As a gaming rig, your system is ... not optimal. Dual-Socket CPU solutions are not that well supported outside the professional workstation/server market; Games will use only one of those CPUs (and likely not that many of its cores). And, well, they're Xeons: While very capable, they are not known for their blistering IPC, which is still something games need.
The Dell 0D883F is a single socket board, though? At least that's what the Internet tells me... Is this system a Dell Precision T5500?
And, well, as I mentioned before: this Xeon should effectively be a repackaged i7-990X, maybe with some better silicon quality.
Xeons on this socket are a popular low cost part often used in bugdet used gaming rigs, as long as you've got access to cheap 1366 boards, and they can still deliver some decent performance, although it's first generation Intel Core so there is a lot to be desired. There are a
couple threads on this family of CPUs doing... well enough with VR games, although with some drawbacks. So I guess that as long as you don't play CPU intensive titles, you're fine.
As for upgrade paths... Well, with such a platform you'd normally overclock this CPU and maybe try using faster RAM with it, but this will bring you only small performance benefits, and probably is impossible on this motherboard anyway.

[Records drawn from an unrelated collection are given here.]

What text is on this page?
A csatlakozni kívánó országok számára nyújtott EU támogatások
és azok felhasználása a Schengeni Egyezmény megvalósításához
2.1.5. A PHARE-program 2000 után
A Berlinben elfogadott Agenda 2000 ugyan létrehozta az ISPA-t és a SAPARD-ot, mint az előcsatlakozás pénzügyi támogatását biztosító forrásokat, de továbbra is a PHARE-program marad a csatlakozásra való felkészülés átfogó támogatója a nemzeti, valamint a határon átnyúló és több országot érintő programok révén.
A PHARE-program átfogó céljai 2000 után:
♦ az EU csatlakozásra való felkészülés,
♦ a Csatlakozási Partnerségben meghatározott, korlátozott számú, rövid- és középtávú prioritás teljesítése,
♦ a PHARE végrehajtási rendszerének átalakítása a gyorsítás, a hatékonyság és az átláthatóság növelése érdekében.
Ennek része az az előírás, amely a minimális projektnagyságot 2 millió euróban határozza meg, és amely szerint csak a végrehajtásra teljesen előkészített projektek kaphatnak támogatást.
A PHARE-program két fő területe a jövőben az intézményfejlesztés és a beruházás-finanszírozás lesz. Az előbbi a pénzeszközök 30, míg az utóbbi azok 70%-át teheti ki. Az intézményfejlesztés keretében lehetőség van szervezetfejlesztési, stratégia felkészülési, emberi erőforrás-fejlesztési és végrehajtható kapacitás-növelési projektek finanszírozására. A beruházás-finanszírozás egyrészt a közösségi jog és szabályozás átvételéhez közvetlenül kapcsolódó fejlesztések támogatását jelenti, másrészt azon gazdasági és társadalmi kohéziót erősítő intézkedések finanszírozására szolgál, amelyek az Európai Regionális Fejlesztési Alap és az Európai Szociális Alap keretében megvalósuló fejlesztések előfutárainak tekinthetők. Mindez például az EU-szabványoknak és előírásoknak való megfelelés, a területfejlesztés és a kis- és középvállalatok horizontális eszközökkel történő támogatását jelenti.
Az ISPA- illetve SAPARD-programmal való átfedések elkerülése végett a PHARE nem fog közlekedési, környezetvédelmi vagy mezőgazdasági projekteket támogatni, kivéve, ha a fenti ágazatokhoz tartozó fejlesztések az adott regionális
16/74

One thing I'd want to mention is that you're using an external USB SSD, but the motherboard has got USB 2.0 only; that means that while your SSD should be able to have read speeds of up to about 500MB/s, the USB 2.0 interface will effectively limit that speed to about one tenth of that. The solution would be to use some USB 3.0 PCIe expansion card, although it'd probably be cumbersome to access. Eventually you could try seeing if you can pull the drive out of the USB case and connect it directly to your motherboard via SATA interface. This won't improve performance but will speed up data transfers and possibly reduce loading times.
Generally, if you're looking for some considerable performance improvement, there's no way around replacing the platform (motherboard, CPU, RAM) for something more modern. And if this is a Dell Precision T5500, that means building an entire new computer. Except the graphics card, storage and any accesories you might be using.